Ma com'è possibile una recidiva di COVID-19? Secondo il professor Philip Tierno, docente di Microbiologia e Patologia presso l'autorevole Scuola di Medicina dell'Università di New York (NYU), “Una volta che hai l'infezione, potrebbe rimanere inattiva e con sintomi minimi, e quindi sviluppare un'esacerbazione se si fa strada nei polmoni”. Tierno, intervistato dalla Reuters, ha aggiunto che ci sono ancora molti aspetti sconosciuti del nuovo coronavirus emerso nella città di Wuhan, nella provincia di Hubei: “Non sono sicuro che questo (virus) non sia bi-fasico, come l'antrace”, ha aggiunto lo specialista. L'antrace, conosciuta anche come carbonchio, è un'infezione causata da un batterio (il Bacillus anthracis) e non da un virus, ed è caratterizzata da un andamento bifasico. Nella fase iniziale si manifesta con sintomi non specifici, come febbre, tosse e malessere generalizzato, dunque molto simili a quelli di una sindrome influenzale (proprio come la COVID-19 innescata dal coronavirus); nella seconda, che si palesa a pochi giorni di distanza dalla prima, l'infezione degenera con la comparsa di gravi difficoltà respiratorie, sepsi e perdita di coscienza. L'antrace è letale nel 20 percento dei casi, dunque molto più della COVID-19.

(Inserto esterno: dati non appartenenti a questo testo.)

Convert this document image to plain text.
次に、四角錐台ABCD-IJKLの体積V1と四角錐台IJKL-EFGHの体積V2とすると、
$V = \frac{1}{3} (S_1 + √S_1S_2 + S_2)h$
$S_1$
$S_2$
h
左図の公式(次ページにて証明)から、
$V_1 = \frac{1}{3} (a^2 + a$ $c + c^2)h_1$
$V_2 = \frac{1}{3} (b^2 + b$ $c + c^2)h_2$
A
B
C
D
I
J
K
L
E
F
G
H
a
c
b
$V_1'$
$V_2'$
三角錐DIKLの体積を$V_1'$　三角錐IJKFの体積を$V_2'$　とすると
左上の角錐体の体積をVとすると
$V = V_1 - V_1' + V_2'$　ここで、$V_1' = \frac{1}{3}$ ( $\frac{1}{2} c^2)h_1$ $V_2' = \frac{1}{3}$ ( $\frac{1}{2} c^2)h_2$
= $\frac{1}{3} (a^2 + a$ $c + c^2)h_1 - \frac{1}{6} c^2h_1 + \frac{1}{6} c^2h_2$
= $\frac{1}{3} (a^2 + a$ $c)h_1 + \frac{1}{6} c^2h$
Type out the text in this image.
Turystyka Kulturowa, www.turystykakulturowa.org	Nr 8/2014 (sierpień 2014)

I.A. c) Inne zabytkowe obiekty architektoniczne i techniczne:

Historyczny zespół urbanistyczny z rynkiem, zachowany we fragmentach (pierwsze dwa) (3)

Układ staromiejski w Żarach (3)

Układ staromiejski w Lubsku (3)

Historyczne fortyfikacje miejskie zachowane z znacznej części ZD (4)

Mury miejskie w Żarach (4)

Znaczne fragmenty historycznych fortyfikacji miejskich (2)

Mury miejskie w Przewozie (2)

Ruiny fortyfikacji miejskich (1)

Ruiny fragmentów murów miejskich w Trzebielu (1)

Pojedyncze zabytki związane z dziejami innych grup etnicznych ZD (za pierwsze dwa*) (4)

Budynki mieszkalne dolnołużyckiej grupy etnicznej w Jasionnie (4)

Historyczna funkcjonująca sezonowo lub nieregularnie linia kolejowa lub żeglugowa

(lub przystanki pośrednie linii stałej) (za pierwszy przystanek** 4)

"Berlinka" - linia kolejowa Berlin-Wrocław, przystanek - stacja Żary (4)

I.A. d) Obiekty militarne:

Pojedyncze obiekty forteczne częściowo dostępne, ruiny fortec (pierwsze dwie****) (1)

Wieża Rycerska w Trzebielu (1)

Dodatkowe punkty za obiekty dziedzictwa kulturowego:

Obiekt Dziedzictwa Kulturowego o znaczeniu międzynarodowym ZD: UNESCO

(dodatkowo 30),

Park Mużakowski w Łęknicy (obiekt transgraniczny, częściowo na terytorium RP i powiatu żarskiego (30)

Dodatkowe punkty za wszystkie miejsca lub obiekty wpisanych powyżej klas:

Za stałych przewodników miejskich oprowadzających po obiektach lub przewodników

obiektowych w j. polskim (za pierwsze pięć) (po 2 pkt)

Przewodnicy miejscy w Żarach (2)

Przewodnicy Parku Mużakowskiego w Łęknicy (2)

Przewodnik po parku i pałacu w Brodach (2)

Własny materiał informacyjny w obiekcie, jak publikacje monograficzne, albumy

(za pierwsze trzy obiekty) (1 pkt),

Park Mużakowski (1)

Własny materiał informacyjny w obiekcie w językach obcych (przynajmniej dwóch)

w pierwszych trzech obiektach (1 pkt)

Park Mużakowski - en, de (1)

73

Alla luce del caso della donna giapponese, il ministro della Sanità nipponico Katsunobu Kato ha dichiarato in parlamento che si dovrebbero tenere sotto controllo gli elenchi dei pazienti guariti e dimessi, proprio per verificare una possibile recrudescenza della patologia infettiva.

Coronavirus meno pericoloso del previsto

Come dichiarato a fanpage dalla virologa Ilaria Capua, il nuovo coronavirus potrebbe essere presente in Italia da diverso tempo, persino da mesi. Il fatto che fino ad oggi sia rimasto “nascosto” e che al momento si stiano registrando così tanti casi può essere vista come una buona notizia: “Tanto più cresce il numero delle persone infette – o meglio: tanto più scopriamo casi pregressi e passati inosservati – tanto meglio è. Perché vuol dire che il numero degli infetti è maggiore di quanto pensavamo. E il potenziale letale del virus, molto minore”, ha affermato la specialista.